Payment service provider Huifu said to raise US$200m in June Hong Kong IPO

Company’s net profit rose 12pc last year to US$20.69m while annual revenue surged 58pc. Has 2pc share of nation’s payment services market

Huifu Payment, the Shanghai-based payment service provider, is looking to raise about US$200 million through its initial public offering (IPO) in Hong Kong next month, according to sources close to the company.

It will become the first mainland China payment company to cash in on the booming digital payment industry in China, as the nation increasingly goes cashless.

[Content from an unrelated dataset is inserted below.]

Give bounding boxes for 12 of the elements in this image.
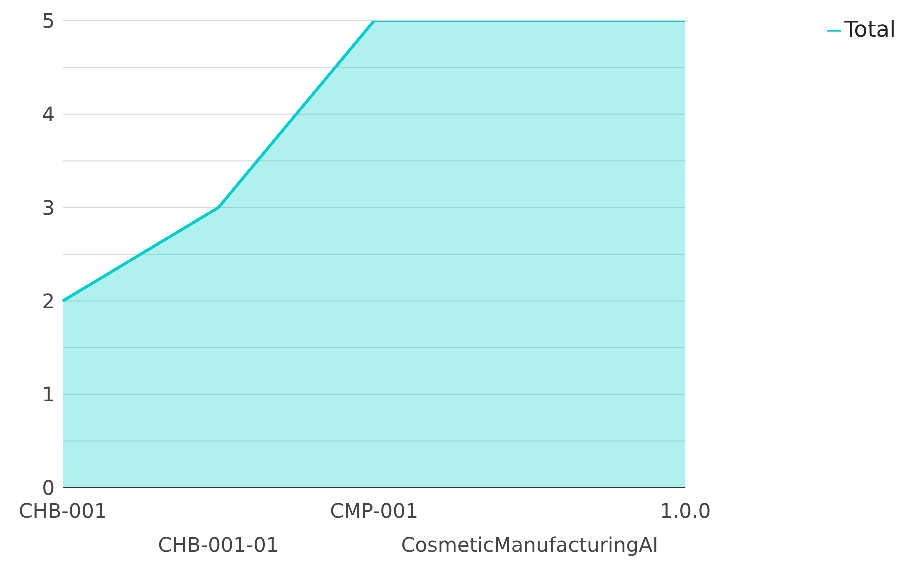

The company will start trading on June 15 and shares will open for subscription on June 1, said the sources, who declined to be named.

Huifu focuses on small merchants’ payment and fintech services and applied to go public in a filing to the Hong Kong stock exchange in March.

It is the seventh largest payment services provider in China, with a market share of 2 per cent, it said then.

Its net profit rose by 12 per cent last year to 132.8 million yuan (US$20.69 million), while its annual revenue increased 58 per cent to 1.73 billion yuan.

The company was one of the first to obtain a digital payment license from the People’s Bank of China, the nation’s central bank.

China’s payment market is expected to be worth 470 trillion yuan by 2021, or tripling the size in 2017, according to consultancy Frost and Sullivan.